For Mr. Lord, who died on Saturday in Manhattan at 102, such steadfastness was standard. For more than 60 years he was one of New York’s most successful and durable literary agents, representing Jimmy Breslin, Art Buchwald, Willie Morris, Doris Kearns Goodwin, Howard Fast, Lawrence Ferlinghetti, Gordon Parks, Edward M. Kennedy, Robert S. McNamara and the Berenstain Bears, among many others.
Joe McGinniss, for whom Mr. Lord handled the celebrated 1969 study of the marketing of Richard M. Nixon, “The Selling of the President 1968,” said in an interview for this obituary in 2013, a year before he himself died: “Sterling’s career encapsulated the rise and fall of literary nonfiction in post-World War II America. He was the last link to what we can now see not so much as a Golden Age, but as a brief, shining moment when long-form journalism mattered in a way it no longer does and may never again.”
It was for his association with another writer, Jack Kerouac, and Kerouac’s book “On the Road,” that Mr. Lord will most likely be remembered most, though his claim there is disputed.

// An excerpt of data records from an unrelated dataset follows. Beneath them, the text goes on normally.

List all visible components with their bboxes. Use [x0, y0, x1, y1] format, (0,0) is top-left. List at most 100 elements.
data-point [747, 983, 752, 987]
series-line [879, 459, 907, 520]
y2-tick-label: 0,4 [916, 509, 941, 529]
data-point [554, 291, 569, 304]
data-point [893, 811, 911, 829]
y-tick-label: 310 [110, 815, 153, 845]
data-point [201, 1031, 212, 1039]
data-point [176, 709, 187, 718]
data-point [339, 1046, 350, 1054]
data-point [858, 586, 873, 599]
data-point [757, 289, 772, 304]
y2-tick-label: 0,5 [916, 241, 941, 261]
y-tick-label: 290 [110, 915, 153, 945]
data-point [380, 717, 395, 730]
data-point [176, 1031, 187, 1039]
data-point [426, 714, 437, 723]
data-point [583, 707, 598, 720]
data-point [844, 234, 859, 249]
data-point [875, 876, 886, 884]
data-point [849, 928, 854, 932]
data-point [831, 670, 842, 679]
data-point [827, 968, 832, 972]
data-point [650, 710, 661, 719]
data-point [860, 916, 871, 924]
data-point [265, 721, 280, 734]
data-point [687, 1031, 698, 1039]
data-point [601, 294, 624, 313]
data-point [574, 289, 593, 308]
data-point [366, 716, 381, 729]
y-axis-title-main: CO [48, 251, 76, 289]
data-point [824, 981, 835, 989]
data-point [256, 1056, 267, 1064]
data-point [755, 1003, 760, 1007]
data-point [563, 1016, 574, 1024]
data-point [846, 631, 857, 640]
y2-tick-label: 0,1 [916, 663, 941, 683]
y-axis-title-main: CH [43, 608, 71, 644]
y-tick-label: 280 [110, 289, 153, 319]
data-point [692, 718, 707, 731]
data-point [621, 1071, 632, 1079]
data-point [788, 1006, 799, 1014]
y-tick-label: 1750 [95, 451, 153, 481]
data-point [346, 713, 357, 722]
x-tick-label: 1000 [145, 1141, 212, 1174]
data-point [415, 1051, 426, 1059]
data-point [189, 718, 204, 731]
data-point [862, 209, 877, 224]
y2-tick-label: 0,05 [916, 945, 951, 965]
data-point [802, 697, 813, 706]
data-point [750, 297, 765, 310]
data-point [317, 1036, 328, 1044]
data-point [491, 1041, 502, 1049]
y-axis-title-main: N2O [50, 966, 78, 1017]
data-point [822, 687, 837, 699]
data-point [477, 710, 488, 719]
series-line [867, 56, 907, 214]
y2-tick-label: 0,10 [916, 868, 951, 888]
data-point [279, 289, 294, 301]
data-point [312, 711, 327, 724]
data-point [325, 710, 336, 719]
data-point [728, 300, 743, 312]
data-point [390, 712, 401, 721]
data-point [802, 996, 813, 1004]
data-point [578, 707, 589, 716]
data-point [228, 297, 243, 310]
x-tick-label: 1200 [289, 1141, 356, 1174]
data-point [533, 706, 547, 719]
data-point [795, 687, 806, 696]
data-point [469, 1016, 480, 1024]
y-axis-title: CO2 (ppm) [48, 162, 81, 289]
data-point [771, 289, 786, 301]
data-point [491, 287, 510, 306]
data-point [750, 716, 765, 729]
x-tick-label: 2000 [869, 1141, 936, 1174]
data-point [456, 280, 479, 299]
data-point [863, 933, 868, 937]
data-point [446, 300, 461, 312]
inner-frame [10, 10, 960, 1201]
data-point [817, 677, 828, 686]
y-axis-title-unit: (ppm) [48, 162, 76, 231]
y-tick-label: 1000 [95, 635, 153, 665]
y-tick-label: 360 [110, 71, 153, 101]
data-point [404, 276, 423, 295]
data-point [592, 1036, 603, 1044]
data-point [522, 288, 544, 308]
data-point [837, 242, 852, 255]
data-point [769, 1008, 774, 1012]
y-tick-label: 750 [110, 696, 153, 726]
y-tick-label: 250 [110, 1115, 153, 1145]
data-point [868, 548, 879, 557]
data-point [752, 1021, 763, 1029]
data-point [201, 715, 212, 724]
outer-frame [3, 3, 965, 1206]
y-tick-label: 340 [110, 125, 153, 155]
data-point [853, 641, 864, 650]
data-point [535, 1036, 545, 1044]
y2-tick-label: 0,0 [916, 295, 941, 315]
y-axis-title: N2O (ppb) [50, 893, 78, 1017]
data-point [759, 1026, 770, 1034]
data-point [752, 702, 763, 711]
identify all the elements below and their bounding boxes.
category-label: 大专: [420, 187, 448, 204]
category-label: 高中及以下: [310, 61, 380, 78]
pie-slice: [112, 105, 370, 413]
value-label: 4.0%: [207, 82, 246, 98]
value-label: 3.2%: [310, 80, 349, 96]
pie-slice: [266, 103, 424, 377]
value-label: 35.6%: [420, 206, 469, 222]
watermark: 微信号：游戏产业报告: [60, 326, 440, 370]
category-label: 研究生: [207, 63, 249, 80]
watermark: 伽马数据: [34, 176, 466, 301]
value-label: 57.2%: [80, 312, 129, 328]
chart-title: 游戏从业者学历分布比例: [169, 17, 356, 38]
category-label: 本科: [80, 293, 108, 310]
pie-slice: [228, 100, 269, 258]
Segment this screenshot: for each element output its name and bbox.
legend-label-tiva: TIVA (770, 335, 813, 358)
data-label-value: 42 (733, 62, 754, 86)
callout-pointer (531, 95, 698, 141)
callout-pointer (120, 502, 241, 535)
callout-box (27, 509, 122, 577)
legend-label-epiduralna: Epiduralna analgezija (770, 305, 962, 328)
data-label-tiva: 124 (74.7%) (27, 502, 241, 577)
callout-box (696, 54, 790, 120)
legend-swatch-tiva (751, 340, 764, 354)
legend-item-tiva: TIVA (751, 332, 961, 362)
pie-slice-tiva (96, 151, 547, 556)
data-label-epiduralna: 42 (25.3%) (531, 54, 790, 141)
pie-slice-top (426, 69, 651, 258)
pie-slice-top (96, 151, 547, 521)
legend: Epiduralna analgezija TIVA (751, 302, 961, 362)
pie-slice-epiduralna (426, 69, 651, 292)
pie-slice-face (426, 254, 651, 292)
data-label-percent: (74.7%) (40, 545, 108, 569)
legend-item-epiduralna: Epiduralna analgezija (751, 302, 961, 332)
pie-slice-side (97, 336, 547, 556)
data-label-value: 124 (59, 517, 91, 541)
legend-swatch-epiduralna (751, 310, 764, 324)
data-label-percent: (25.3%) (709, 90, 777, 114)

Mr. Lord was a fledgling Manhattan literary agent in 1952 when, by his account, Kerouac walked timidly into his office, a basement studio on East 36th Street, just off Park Avenue. Though nearly the same age — Kerouac was 29 at the time, Mr. Lord two years older — the two men shared little else; Mr. Lord was an urbane man who favored jackets, foulards and tennis whites, spoke almost inaudibly, and had no apparent vices. Kerouac was a rough-hewed, hard-drinking New Englander who hung around with the Beats.